12.01.1995
With or without clause four… Ditch labour!
HALF OF Labour’s 62 MEPs signed a Guardian advertisement opposing the change to clause four earlier this week. Just how sincere these ‘dedicated socialists’ are is best illustrated by continued rumours that such ‘opponents’ would be prepared to go along with Tony Blair if only he would give a firm commitment to renationalise water and British Rail. So only water and rail would, in the words of the clause, be ‘secured for the producers’. However, Blair - ably backed up by John Prescott, the left’s champion in last year’s leadership election - has ruled out any such deal.
Almost the entire left, from Socialist Worker to the Morning Star, sees clause four as a matter of crucial importance for the working class. But to understand why the clause was inserted in the Labour Party constitution in 1918 we need to grasp the nature of those times.
After the devastation and unspeakable suffering of World War I, the 1917 Russian Revolution stood out like a beacon for millions of workers, lighting up the road to a future of true working class liberation and peace. Across the whole of Europe revolutionary uprisings were springing up.
The job of the Labour Party was to divert and contain such passion along safe reformist lines. Its leaders, while declaring their support for socialism, stressed that in Britain it could be voted into existence by entirely peaceful, legal means. Just as Tony Blair does today, they made every attempt to allay the fears of the bourgeoisie and even enlist its support.
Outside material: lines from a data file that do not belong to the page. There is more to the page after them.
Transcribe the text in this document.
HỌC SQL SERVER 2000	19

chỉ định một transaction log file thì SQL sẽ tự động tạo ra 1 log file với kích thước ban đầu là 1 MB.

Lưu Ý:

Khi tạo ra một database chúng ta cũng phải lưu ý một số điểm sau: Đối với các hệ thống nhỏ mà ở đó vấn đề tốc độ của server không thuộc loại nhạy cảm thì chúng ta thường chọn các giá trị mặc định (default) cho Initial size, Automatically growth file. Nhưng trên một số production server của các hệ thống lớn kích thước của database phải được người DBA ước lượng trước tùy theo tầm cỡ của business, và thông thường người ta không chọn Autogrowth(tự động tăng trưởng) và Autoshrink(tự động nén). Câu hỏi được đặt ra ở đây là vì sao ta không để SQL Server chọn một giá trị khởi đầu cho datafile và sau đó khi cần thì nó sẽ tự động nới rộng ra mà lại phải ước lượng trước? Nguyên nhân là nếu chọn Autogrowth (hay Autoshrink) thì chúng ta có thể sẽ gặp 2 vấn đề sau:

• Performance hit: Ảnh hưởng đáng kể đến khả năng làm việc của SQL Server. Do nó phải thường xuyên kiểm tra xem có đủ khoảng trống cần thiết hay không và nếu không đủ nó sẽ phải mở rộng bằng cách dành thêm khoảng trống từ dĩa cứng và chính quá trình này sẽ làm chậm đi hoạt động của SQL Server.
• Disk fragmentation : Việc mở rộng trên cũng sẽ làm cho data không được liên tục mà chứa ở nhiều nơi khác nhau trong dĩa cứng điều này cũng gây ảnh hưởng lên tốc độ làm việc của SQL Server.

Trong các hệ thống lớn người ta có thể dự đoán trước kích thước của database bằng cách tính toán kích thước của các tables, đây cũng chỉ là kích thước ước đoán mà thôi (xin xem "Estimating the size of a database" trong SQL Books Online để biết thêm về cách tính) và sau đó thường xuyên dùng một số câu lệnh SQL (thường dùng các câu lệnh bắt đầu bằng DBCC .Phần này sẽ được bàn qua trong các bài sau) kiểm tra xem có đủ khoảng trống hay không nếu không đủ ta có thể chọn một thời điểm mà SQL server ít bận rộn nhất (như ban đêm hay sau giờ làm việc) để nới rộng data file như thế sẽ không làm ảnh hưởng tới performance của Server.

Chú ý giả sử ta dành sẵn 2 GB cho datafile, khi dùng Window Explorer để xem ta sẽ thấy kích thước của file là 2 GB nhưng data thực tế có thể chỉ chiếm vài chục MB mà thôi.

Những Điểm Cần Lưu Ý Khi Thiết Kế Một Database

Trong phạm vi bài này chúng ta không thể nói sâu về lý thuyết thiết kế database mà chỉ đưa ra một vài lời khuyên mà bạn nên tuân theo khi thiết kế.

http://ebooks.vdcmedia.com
Sydney Webb, one of the constitution’s authors, set out to do just that in a Labour Party pamphlet. He wrote that the only people to be excluded from the new vision of society would be
“the unoccupied and unproductive recipients of rents and dividends - the so-called ‘idle rich’ - whom it is interesting to find The Times editorially declaring to be of no use to the community”.
He went on to say that this ‘socialism’ was “no more specific than a definite repudiation of the individualism that characterised all the political parties of the past generation”. The bourgeoisie as a whole could thus subscribe to Labour’s ‘socialism’. It would certainly claim to be very much ‘occupied and productive’.
Webb continued:
“It is indeed one of the claims of the Labour Party that science is on their side; that it is their proposals, not those of the Liberals or those of the Unionists, that nowadays receive the general support of the ‘orthodox’ economists; and that, as a matter of fact, it is essentially their proposals to which every minister of state, when he is brought up against a difficult problem of administration, has actually to turn ...”
How true Webb’s arguments are. Conservative as well as Labour administrations have resorted to measures of ‘social ownership’ when dictated by the needs of capitalism. But nationalisation does not equal socialism, and every advanced capitalist country has had, at some time, a large state sector.
Before recent privatisations in South Africa (a policy continued by the present ANC-led government) over 40% of the economy was state owned. Does that mean that Verwoed’s apartheid regime was more progressive than Mandela’s?
Sydney Webb, in a beautifully accurate prediction of the future, went on:
“... the programme of the Labour Party is, and probably will remain, less important ... than the spirit underlying the programme ...”
Marx and Engels wrote in The Communist Manifesto:
“A part of the bourgeoisie is desirous of redressing social grievances, in order to secure the continued existence of bourgeois society ... The socialistic bourgeois ... requires in reality that the proletariat should remain within the bounds of existing society, but should cast away all its hateful ideas concerning the bourgeoisie.”
What we need to cast away is Labour’s ‘bourgeois socialism’, clause four and all. Only through building our own Party can workers end capitalism and achieve our liberation.